Ethique et déontologie : quels défis pour la profession de journaliste
Sur les défis de l’éthique et la déontologie pour la profession du journaliste, Sadou Abdoulaye Yattara (un doyen de la presse privée malienne) dira que la mission du journaliste dans la recherche, le traitement et la diffusion de l’information comportent nécessairement des limites qu’il s’impose soi-même ou en rapport avec les règles d’éthique ou de déontologie professionnelle. A ses dires, la perméabilité du journalisme et surtout les enjeux des informations et certains dérapages exposent le journaliste à la critique du premier venant. Et l’application des Codes pose énormément de problèmes car les médias fonctionnent selon leurs propres directives sous forme de codes, de règles établies. Et ceux qui y travaillent doivent respecter ces critères.
Il a reconnu que les dérapages peuvent diminuer. Mais, a-t-i insisté, “à condition que tous les acteurs des médias comprennent que leur confiance et leur crédibilité dépendent in fine de la manière dont ils traitent l’actualité, mais aussi et surtout de l’observation de la déontologie. Un code ne peut être efficace que lorsque la volonté et la détermination des cibles y sont réellement. Sinon, il deviendra une coquille vide, un engagement dont nul ne tient compte. Mieux que cela, nul code déontologique ne saurait prévoir toutes les situations à la place du bon sens, des principes éthiques. Il est admis qu’aucun code ne saurait être efficace lorsque les organisations professionnelles ou patronales chargées de l’appliquer présentent des signes de faiblesse, de désunion”.
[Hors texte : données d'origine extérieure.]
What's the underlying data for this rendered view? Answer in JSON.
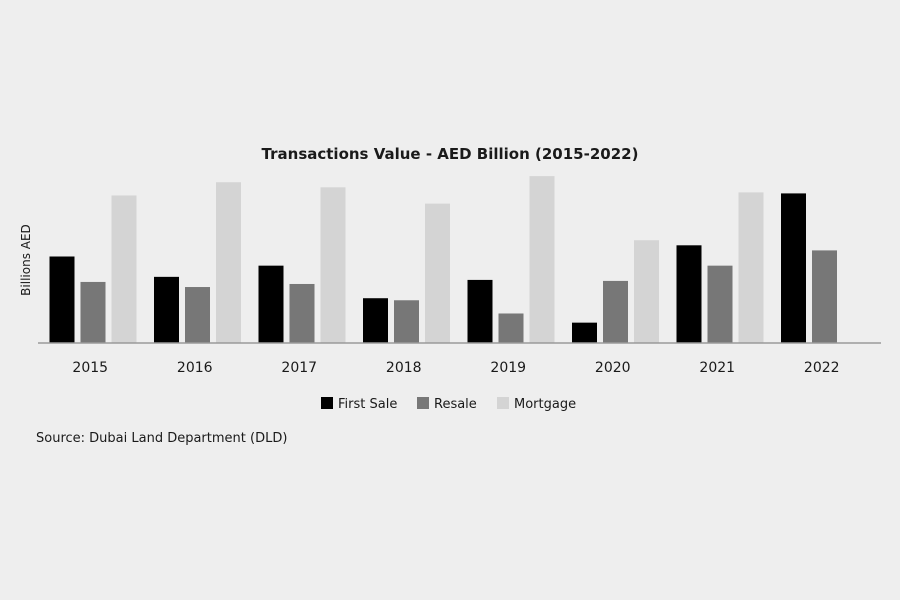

Les principes de travail du journaliste
A son entendement, les organisations professionnelles patronales peuvent être d’une efficacité notoire si elles se dotent de moyens de faire respecter un code en développant une synergie avec les associations des journalistes et tous les acteurs qui comptent dans le paysage médiatique (organes de régulation, autorégulation, commission de carte de presse, usagers des médias, écoles de formation…). “La liberté de la presse fait partie des libertés fondamentales qui offrent aux individus les moyens, les armes de lutte pour améliorer leur condition de vie. Mais cette liberté acquise en même temps qu’elle a conféré des droits aux journalistes pour l’exercice de leur profession en toute quiétude, les a assortis des devoirs largement répertoriés dans les chartes, déclarations ou codes”, a-t-il fait savoir. Pour lui, le journaliste, dans l’exercice de sa profession, doit rester attaché aux principes de travail qui sont, entre autres, l’exactitude ou la précision ; la crédibilité ; l’impartialité ; la responsabilité. Dans l’exercice de sa profession, le journaliste peut utiliser les Moyens non autoritaires d’assurer la responsabilité sociale des médias (Mars).